De um modo geral, o tratamento é dirigido da seguinte forma

1°) - Desinfecção bucal e cauterização química ou ígnea;

2°) - Exérese da néo-formação ulcerosa;

3°) - Extração dos incisivos inferiores ou manobras corretoras de sua posição alveolar.

Para a desinfecção bucal recorrem os clínicos aos antissépticos comumente empregados nas estomatites, não havendo menção especial a algum dêles.

As cauterizações químicas eram feitas por meio de toques com um colutório salicilado, com o perclorêto de ferro ou com o nitrato de prata, em soluto a 2 e 5% ou em lapis, sendo o nitrato de prata o agente terapêutico mais empregado.
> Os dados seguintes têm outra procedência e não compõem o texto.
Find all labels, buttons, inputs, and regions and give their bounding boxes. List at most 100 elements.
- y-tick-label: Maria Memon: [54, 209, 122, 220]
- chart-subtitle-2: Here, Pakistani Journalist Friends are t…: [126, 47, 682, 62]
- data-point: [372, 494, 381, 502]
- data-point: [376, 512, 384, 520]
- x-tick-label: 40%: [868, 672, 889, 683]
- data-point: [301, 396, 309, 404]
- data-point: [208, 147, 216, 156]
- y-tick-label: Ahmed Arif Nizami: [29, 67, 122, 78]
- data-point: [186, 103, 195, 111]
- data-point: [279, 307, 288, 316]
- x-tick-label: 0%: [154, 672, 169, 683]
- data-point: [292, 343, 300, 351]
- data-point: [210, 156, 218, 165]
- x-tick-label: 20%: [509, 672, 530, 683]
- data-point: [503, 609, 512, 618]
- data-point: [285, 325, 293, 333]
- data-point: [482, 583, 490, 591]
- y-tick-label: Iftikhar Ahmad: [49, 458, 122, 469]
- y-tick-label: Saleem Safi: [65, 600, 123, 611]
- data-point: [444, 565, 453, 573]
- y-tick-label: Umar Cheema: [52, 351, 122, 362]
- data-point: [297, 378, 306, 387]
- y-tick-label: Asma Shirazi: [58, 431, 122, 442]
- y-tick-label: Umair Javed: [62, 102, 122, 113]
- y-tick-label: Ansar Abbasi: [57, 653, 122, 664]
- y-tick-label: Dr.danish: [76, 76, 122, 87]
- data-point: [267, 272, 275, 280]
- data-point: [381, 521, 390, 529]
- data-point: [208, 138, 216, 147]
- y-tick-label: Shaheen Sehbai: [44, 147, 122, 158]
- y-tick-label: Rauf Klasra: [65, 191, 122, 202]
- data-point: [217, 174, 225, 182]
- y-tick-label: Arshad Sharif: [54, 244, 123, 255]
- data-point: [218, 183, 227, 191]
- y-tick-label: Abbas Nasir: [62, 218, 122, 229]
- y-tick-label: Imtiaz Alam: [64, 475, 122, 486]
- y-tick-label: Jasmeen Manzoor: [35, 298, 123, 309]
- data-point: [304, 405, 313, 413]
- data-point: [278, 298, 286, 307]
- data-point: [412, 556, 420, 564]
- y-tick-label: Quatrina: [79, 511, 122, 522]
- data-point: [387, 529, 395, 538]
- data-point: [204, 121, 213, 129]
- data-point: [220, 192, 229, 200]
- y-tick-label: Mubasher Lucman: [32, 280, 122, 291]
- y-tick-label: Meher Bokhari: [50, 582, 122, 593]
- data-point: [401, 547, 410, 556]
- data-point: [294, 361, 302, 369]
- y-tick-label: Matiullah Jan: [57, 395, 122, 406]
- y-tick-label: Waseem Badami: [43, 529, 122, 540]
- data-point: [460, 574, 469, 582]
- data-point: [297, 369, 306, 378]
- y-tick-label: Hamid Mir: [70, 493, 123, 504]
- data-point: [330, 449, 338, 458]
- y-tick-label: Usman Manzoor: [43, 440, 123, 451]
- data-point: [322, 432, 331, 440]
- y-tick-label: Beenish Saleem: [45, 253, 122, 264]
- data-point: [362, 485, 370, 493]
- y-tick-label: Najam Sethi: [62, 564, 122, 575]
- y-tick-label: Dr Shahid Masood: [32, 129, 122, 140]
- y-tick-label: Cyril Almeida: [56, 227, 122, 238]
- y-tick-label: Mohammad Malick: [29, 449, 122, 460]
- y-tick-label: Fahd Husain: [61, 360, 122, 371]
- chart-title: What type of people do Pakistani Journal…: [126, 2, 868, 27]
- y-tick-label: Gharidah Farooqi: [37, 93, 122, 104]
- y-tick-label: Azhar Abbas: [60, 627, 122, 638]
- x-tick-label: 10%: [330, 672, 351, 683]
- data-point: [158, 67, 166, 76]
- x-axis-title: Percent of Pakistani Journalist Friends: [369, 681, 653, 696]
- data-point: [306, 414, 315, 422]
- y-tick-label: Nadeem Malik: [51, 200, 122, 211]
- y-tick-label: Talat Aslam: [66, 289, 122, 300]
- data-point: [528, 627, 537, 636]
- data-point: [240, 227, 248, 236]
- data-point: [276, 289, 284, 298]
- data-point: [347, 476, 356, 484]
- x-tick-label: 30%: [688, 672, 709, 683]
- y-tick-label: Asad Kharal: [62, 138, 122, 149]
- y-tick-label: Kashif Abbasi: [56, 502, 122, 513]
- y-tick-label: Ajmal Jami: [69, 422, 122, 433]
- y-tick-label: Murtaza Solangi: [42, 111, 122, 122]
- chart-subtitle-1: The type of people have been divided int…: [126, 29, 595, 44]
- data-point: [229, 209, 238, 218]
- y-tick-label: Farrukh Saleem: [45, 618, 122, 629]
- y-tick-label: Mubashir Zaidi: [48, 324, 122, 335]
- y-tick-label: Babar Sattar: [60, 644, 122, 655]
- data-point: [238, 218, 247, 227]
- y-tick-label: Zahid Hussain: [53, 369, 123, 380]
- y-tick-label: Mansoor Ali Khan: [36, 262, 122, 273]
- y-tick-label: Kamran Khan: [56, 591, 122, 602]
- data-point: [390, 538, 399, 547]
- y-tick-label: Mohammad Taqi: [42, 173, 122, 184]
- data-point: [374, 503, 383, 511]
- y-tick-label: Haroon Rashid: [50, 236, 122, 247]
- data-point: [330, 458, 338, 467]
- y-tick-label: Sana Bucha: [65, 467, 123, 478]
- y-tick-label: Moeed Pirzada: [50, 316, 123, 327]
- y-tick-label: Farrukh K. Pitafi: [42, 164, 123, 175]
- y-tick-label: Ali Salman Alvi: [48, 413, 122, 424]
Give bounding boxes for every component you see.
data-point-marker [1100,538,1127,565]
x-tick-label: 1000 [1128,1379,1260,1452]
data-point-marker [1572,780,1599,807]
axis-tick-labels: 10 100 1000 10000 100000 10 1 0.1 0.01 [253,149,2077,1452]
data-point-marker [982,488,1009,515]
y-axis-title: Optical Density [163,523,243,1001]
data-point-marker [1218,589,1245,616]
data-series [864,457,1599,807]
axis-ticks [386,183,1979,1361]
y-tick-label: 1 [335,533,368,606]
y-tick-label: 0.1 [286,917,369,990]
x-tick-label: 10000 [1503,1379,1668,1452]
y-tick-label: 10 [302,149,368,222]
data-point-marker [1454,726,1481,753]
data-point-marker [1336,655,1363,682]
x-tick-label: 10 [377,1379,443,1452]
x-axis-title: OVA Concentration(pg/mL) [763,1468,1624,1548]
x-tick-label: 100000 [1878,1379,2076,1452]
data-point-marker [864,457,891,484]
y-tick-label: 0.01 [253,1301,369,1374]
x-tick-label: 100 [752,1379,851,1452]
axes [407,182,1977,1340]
Comby e Bonnani e, recentemente, Gennaro Siciliani, do "Ospedale Clinico Jesú e Maria", de Napoles, usaram a tintura de iodo em aplicações diárias e, ás vezes, dependendo do estado da lesão, mais de uma vez por dia, logrando êxito, afirmando êste autor ter curado um caso com quatro cauterizações. Essas cauterizações, entretanto, mesmo praticadas após a retirada das falsas membranas, não oferecem garantia de cura, pois são de resultados inconstantes.

A exérese da néo-formação è para uns a única medida terapêutica éficaz, ao tempo em que outros a consideram recurso que, excecionalmente, se torna indispensável.

Enquanto J. von Mikulicz e W. Kümmel, no seu livro "Die Krankheiten des Mundes", dizem que a terapêutica deve consistir na extirpação do papiloma ulceroso, porque processos menos enérgicos, como as cauterizações, não dão resultado: Fede, Broca e Brun acham que tal terapêutica só deverá ser empregada em casos muito rebeldes; Jules Comby, em casos em que haja grande saliência do tumor, e Deutsch e Schultz afirmam que a simples extirpação do tumor não é suficiente, porque há recidiva dentro de um lapso de tempo mais ou menos longo, teoria esta que está em completo desacôrdo com as idéias de Abbeti e outros.

A-pesar destas afirmações contraditorias, é a exérese largamente indicada. Será praticada com tesoura curvas, que farão incisões semilunares laterais ao tumor, permitindo a ablação da base endurecida sobre a qual repousa a ulceração.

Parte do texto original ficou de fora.